Phase 6 - Privacy scan + diff review + GATE 2

Privacy / leak scan (hard blocker)

Skills in a public repo can publish on merge, and any research source can leak into the diff - especially pond, which draws on private cross-project conversations. This scan runs every time, whether or not pond was used. Before showing the diff, dispatch a dedicated agent (separate from the Phase 2 research agents) to scan the added/changed lines under skills/<name>/ and README.md (if the repo generates one).

It flags anything unsafe for a public skill: secrets (keys, tokens, passwords, .env values, connection strings), personal data (real names, emails, handles), and the easy-to-miss ones - non-public project or repo names, internal hostnames or endpoints, ticket IDs, local machine paths, pond session IDs. Intentional public references are fine (the public repo owner, official upstream repos and docs, published package names, spec URLs). The agent returns [LEAK] <file>:<line> - <what> - suggested redaction: <text> per issue, or exactly NO LEAKS FOUND.

An unresolved [LEAK] is a hard blocker: redact each finding, re-run the scan, and repeat until clean before GATE 2. Hold the commit message to the same public-safe standard.

Diff review

Print git status, git diff --stat, and per-file diffs for SKILL.md, every changed references/ file, CHANGELOG.md, and README.md. Then print this recovery hint verbatim, immediately above the gate banner:

To discard everything: git restore . && git clean -fd skills/<name>/
GATE 2 - APPROVE COMMIT + PUSH? (yes / no)

Wait for explicit confirmation. Do not commit on ambiguous responses.

Phase 7 - Commit, push, watch

Branch guard first. Run git rev-parse --abbrev-ref HEAD. If the result is not the repo's default branch, ask the user: push to the current branch and open a PR (recommended), push directly to the default branch (only on explicit instruction - if the repo auto-publishes on merge, this skips PR review and ships straight to the registry), or cancel.

Commit with a conventional-commit message (type per content, per the repo's CLAUDE.md or AGENTS.md) using the HEREDOC pattern:

git commit -m "$(cat <<'EOF'
<type>(<name>): <one-line summary>

<body if non-trivial>
EOF
)"
  • On the default branch: git push, then, if the repo has CI, gh run watch the triggered run.
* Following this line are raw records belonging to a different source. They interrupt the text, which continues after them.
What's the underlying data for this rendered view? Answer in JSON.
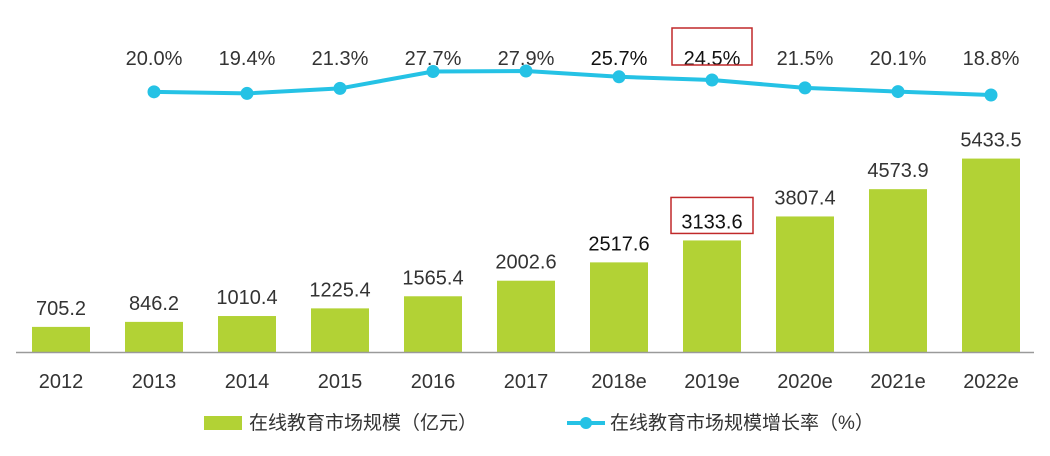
{
  "chart_data": {
    "type": "bar",
    "categories": [
      "2012",
      "2013",
      "2014",
      "2015",
      "2016",
      "2017",
      "2018e",
      "2019e",
      "2020e",
      "2021e",
      "2022e"
    ],
    "series": [
      {
        "name": "在线教育市场规模（亿元）",
        "type": "bar",
        "values": [
          705.2,
          846.2,
          1010.4,
          1225.4,
          1565.4,
          2002.6,
          2517.6,
          3133.6,
          3807.4,
          4573.9,
          5433.5
        ],
        "labels": [
          "705.2",
          "846.2",
          "1010.4",
          "1225.4",
          "1565.4",
          "2002.6",
          "2517.6",
          "3133.6",
          "3807.4",
          "4573.9",
          "5433.5"
        ]
      },
      {
        "name": "在线教育市场规模增长率（%）",
        "type": "line",
        "values": [
          null,
          20.0,
          19.4,
          21.3,
          27.7,
          27.9,
          25.7,
          24.5,
          21.5,
          20.1,
          18.8
        ],
        "labels": [
          "",
          "20.0%",
          "19.4%",
          "21.3%",
          "27.7%",
          "27.9%",
          "25.7%",
          "24.5%",
          "21.5%",
          "20.1%",
          "18.8%"
        ]
      }
    ],
    "highlighted_category": "2019e",
    "colors": {
      "bar": "#b2d235",
      "line": "#25c2e5",
      "highlight": "#c0292a",
      "axis": "#9a9a9a"
    },
    "grid": false,
    "legend_position": "bottom"
  }
}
On CI failure, surface logs verbatim; do not auto-retry.
  • On a feature branch: git push -u origin <branch>, then gh pr create with a body summarizing the Phase 3 report. Skip gh run watch (PR CI is typically non-publishing).

If the repo auto-publishes on merge (e.g. to a registry via CI), confirm the publish landed once CI is green. The published slug and release/tag naming follow the repo's own pipeline - check its CLAUDE.md/AGENTS.md (the published slug can differ from the folder name).

Done

Report a one-line summary to the user: skill name, version delta, tracked packages updated, CI status.